India vs Australia and its effect on Lok Sabha Elections 2024

NEW DELHI | Updated: 21 November, 2023 12:59 am IST
Modi at the dressing room of the Indian cricket team (Photo from Social Media)

NEW DELHI: As Australia defeated India decisively in the ICC Men’s Cricket World Cup on Sunday, questions arose regarding the politicisation of the tournament with the Lok Sabha elections being only five months away in 2024.

Priyanka Gandhi Vadra of the Congress party, during a rally in Telangana, had highlighted that following the 1983 World Cup victory, former Prime Minister Indira Gandhi had invited the players over for tea to celebrate their victory. Priyanka went on to say that since the finale was scheduled on the same day as the former PM’s birthday, the Indian cricket team would surely win. “Today is Indira Gandhi’s birthday and on this auspicious day, India will surely win,” she said.
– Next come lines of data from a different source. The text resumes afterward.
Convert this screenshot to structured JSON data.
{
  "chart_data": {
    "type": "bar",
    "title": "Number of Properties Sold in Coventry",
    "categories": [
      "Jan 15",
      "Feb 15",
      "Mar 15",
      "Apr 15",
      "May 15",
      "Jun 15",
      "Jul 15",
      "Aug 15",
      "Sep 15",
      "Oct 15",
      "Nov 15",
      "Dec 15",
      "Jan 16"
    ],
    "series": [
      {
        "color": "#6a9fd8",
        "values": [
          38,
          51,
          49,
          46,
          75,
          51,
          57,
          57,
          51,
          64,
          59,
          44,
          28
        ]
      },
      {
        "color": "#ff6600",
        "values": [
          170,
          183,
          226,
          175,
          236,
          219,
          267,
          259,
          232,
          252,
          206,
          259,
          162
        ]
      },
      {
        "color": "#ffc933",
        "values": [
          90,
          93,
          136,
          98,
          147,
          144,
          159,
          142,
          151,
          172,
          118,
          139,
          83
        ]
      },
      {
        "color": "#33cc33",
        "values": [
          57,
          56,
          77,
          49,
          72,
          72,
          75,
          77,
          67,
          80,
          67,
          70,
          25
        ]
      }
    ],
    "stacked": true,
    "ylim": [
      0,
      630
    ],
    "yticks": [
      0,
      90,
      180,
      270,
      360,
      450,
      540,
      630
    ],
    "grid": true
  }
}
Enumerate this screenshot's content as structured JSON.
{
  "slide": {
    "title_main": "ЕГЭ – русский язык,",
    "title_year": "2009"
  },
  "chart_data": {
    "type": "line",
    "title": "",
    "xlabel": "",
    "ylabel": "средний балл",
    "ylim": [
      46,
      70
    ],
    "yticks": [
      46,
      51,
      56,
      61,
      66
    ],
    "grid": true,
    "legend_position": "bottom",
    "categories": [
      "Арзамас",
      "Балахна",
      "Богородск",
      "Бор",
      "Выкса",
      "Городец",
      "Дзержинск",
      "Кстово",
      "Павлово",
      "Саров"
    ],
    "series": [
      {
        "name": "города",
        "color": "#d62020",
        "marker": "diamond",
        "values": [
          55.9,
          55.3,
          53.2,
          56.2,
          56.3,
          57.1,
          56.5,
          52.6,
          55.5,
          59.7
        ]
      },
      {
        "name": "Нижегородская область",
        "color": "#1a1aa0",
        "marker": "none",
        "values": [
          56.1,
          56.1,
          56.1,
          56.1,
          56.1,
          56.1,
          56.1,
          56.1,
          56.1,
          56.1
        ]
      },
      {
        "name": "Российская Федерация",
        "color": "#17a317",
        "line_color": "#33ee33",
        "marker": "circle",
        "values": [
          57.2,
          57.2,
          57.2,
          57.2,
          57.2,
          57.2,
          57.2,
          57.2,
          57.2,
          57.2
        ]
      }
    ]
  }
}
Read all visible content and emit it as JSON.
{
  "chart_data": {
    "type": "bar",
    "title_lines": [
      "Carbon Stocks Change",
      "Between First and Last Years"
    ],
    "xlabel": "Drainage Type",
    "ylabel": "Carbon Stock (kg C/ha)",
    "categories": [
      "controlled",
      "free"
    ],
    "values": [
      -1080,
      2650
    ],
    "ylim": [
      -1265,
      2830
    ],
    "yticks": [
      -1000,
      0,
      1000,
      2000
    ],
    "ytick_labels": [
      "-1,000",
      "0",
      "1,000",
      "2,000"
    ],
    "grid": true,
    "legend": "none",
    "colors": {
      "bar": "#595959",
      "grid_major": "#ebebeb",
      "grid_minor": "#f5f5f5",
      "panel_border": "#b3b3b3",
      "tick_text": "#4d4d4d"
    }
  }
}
On the other hand, Congress’ general secretary Jairam Ramesh had taken to X to post a video illustrating India’s World Cup victory in 1983. The video which was published by Ramesh showed the entirety of the cricket team led by ace skipper Kapil Dev visiting the reception held by Indira Gandhi to commemorate the team in their victory against the West Indies national cricket team.

The BJP’s national convenor of the IT Cell, Amit Malviya, also took to Twitter, releasing the clip from Priyanka’s rally stating, “Indira Gandhi ko ab log panauti bolenge (People will now call Indira Gandhi unlucky).”

On the other hand, many on the opposite end of the political spectrum took to pointing their pitchforks at the incumbent Prime Minister, Narendra Modi, who was called unlucky for being present in the stands as the match unfolded at his namesake stadium in Ahmedabad, Gujarat.

These allegations have been deemed to have formulated the framework concerning how the Lok Sabha polls are slated to go underway with the ICC World Cup, possibly earning India a sweet $2.4 billion.

In an opinion piece written by Congress leader Shashi Tharoor on October 13, he wrote, “In India, cricket is much more than a sport; it is also a political tool, a lucrative industry, a source of prestige, and among India’s most powerful levers for exerting global influence. None of this is lost on Prime Minister Narendra Modi as he prepares to seek re-election next year.” Further highlighting that the match being held at the Narendra Modi Stadium was also politically charged which was also an action that brought in heavy revenue for the state of Gujarat.

During the course of the World Cup, the most coveted match of the lot during the group stages against Pakistan, unfolded at the very same stadium as flight and hotel fares skyrocketed, with over 500 per cent hikes.

Praveen Rai, a political analyst from the Centre for the Study of Developing Societies, said, “Indian cricket team’s victory in the 1983 World Cup changed its nature from a gentle man’s game into a pan-national commercialized entertainment with cricketers as demigods. The helming of cricket bodies with politicians and cricketers becoming MPs and MLAs, not only politicised the sport, but also became a political gimmick for electoral mobilisation. The matches between India and Pakistan became a substitute for war, fueling jingoism for gains by some political parties. Though the impact of India’s loss to Australia in the World Cup may not be so perceptible, politicians of all hues used the optics of consoling the fallen superheroes, to garner the support of cricket fans for National Elections 2024.”

More importantly, it is not just through economic presence that the incumbent government made its mark but also through Modi’s presence in the dressing room as he embraced the defeated men in blue, presenting them with more resilience. A picture of him embracing Mohammed Shami as tears rolled down his cheek has been doing the rounds of the internet, while another picture of BJP MLA from Gujarat, Rivaba Jadeja’s husband and cricketer Ravindra Jadeja also surfaced on X as he thanked the PM for visiting the team in the dressing room.

(Disclaimer: Political analyst, Praveen Rai from the Centre for Study of Developing Societies has been reached out to for further insight into how cricket is used for elections.)